Фелицата уже не смотрит на пустое возвышение, она выпевает ответствия и поглядывает на Александру, которая высится над своим сиденьем. Губы Александры шевелятся, как велит напев:
И у воды опять возник
Мой верный враг, как проводник,
Мой верный враг...
Фелицата заканчивает алтарный покров, осталось вышить фразу изнутри в уголке. Делает она это аккуратненькими и меленькими атласными стежками, белыми на белом, и выходят прочерченные карандашиком слова: «Opus Anglicanum»[9]. Пальчики ее снуют туда-сюда, поблескивает серебряный наперсток.
Монахини сидят кружком возле нее, и каждая с вышивкой, но Фелицата вышивает лучше всех.
— А знаете, сестры, — говорит Фелицата, — оказывается, наша рукодельня — настоящий очаг мятежа.
Прочие монахини, все восемнадцать, издают озабоченный гул. Смеяться Фелицата не позволяет. И в Уставе сказано, что смеяться незачем. Спрашивается: «Каковы начала праведности?» Отвечается, кроме всего прочего: «Не празднословить и не насмешничать». Это правило Фелицата свято чтит как неустарелое, как особенно важное в наши тревожные времена.
— Любви, — мягко говорит Фелицата, пробегая пальчиками по атласным стежкам, — вот чего нам не хватает. Все печемся о благополучии. О благополучии, и только. Это же грубый материализм. Господи помилуй нашу покойную мать аббатису Гильдегарду.
— Аминь, — отзываются восемнадцать голосов, а заоконное летнее солнце лучиками рассыпается по наперсткам.
— Иногда, — говорит Фелицата, — мне думается, что надо нам быть поближе к святому Франциску Ассизскому и поучиться у него нищенству и любви.
Ее верная сторонница, некая сестра Батильдис, замечает, не поднимая глаз от вышивного узора:
— Но ведь сестра Александра не жалует святого Франциска Ассизского.
— Александра, — говорит Фелицата, — сказала буквально следующее: «К чертям святого Франциска Ассизского. По мне так лучше уж Секст Проперций, он тоже родом из Ассизи, современник Христа и духовный предшественник Гамлета, Вертера, Руссо и Кьёркегора». Они все, говорит Александра, интересные психопаты, а святой Франциск — психопат неинтересный. Ну, вы когда-нибудь слышали о таких людях и о такой доктрине?
— Никогда, — в один голос отвечают монахини, опуская шитье на колени, чтоб ловчее перекреститься.

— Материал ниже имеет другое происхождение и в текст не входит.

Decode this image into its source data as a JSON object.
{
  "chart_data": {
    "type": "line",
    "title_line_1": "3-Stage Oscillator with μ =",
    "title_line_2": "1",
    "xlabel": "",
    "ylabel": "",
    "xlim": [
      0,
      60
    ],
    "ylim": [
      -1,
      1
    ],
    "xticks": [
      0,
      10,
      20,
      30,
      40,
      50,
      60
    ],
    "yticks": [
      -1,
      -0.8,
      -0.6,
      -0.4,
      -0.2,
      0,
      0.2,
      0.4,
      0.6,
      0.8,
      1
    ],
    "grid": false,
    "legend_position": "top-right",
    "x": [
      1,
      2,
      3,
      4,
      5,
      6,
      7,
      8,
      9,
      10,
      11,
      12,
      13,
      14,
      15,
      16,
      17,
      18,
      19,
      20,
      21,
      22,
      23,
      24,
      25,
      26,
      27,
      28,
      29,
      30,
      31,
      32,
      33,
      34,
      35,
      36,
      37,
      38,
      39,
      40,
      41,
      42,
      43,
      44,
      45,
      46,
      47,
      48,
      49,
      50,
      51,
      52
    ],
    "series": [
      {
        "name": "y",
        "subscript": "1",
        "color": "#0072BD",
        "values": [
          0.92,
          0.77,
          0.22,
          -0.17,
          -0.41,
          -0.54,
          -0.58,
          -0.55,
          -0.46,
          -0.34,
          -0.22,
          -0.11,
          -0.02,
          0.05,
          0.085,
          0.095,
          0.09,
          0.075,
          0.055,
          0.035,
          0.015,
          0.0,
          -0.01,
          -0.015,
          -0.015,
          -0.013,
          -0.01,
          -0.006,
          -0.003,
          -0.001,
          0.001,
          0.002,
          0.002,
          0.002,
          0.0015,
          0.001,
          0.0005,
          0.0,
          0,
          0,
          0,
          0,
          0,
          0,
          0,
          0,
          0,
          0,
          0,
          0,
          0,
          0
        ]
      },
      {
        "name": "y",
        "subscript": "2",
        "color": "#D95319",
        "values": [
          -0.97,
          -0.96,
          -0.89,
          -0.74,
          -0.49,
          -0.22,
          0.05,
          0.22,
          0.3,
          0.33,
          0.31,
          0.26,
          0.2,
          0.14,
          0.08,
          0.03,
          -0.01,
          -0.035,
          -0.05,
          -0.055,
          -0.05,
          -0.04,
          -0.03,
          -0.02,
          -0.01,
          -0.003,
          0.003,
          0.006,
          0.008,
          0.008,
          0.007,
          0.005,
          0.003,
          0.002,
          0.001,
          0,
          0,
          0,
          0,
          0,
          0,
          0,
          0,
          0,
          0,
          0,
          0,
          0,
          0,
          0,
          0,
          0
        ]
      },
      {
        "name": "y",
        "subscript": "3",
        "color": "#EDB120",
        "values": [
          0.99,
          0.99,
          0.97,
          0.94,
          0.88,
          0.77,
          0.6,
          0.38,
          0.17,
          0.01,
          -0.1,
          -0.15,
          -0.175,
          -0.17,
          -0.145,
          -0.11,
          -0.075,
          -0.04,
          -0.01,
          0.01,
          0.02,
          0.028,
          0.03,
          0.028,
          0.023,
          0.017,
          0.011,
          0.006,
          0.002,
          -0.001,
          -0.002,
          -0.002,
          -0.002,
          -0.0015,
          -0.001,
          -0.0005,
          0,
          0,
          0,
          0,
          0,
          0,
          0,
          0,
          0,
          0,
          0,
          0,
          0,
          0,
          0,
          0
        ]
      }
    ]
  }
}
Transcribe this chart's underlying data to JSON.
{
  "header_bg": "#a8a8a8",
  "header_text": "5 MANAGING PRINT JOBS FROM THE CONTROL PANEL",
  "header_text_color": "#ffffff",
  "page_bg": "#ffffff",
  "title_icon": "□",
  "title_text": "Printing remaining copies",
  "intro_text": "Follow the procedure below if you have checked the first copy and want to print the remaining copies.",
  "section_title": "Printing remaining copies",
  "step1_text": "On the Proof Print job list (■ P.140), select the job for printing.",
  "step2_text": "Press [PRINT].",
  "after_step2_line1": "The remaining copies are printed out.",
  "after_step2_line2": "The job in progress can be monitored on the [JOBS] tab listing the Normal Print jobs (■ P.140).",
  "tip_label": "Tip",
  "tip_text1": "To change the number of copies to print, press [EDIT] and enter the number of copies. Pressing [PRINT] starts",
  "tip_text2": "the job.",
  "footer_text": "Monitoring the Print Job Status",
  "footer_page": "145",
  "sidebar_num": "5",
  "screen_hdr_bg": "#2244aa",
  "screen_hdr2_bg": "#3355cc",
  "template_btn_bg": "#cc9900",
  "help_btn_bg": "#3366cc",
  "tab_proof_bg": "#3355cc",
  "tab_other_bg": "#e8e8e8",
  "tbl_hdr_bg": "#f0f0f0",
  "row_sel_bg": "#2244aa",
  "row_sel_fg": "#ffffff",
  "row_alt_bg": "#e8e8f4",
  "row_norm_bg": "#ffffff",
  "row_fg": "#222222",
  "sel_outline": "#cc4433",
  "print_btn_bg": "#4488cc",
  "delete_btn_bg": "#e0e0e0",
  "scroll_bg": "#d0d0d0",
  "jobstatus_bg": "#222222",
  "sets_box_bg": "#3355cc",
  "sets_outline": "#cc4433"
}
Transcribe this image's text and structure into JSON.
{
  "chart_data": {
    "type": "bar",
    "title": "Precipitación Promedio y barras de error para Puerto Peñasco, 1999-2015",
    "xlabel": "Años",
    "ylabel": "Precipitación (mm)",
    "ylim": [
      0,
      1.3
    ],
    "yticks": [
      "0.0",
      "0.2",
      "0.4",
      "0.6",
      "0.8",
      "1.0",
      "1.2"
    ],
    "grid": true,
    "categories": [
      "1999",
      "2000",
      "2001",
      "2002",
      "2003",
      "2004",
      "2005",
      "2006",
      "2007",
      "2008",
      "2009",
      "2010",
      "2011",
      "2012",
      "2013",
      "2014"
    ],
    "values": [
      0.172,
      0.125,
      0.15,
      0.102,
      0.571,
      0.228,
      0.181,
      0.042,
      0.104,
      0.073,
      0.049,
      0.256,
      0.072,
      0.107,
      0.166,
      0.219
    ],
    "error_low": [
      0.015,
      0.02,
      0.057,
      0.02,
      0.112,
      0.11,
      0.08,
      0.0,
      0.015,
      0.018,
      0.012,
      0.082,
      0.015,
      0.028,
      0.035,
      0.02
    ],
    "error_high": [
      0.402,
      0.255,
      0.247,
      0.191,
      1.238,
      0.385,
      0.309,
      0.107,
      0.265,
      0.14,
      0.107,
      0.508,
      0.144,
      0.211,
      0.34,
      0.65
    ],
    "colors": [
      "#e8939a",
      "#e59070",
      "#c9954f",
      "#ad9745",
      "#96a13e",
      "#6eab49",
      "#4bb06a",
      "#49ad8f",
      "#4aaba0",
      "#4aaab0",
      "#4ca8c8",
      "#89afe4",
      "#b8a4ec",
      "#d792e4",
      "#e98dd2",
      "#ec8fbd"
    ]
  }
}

— Любовь, — говорит Фелицата, и все снова берутся за работу, — и любовное соитие — это очень возвышенные переживания, очень. Если бы я была аббатисой Круской, наше аббатство стояло бы на любви. Я бы разрушила эту нечестивую электронную лабораторию и устроила бы приют любви в самом сердце аббатства, в сердце Англии.
И ее работящие пальчики с иголочкой зарываются в ткань и выпархивают из нее.
— Каково? — спрашивает Александра, выключая телеэкран, на котором она с двумя наперсницами только что просматривала видеозапись сцены в рукодельне.
— Старая песня, — говорит Вальбурга. — У нее всегда одно и то же. И все больше монахинь самочинно идут вышивать, и все меньше остается с нами. Как аббатиса умерла, так в монастыре хозяйки не стало.
— После выборов, — говорит Александра, — все будет иначе.
— И сейчас можно, чтоб было иначе, — говорит Милдред. — Вальбурга приоресса, это в ее власти.
Вальбурга говорит:
— Я подумала и решила никак не выговаривать Фелицате за ее вчерашнюю ночную гулянку. Я подумала, что нет, не надо и не надо мешать монахиням, пусть себе идут с ней вышивать. А то Фелицата, чего доброго, поднимет мятеж.
— Ой, а вдруг кто-нибудь из перебежчиц догадался, что монастырь прослушивается? — говорит Милдред.
— Да что вы, — говорит Александра. — Монахини из лаборатории способны только проводить провода и завинчивать винты. Они и понятия не имеют, зачем это все делается.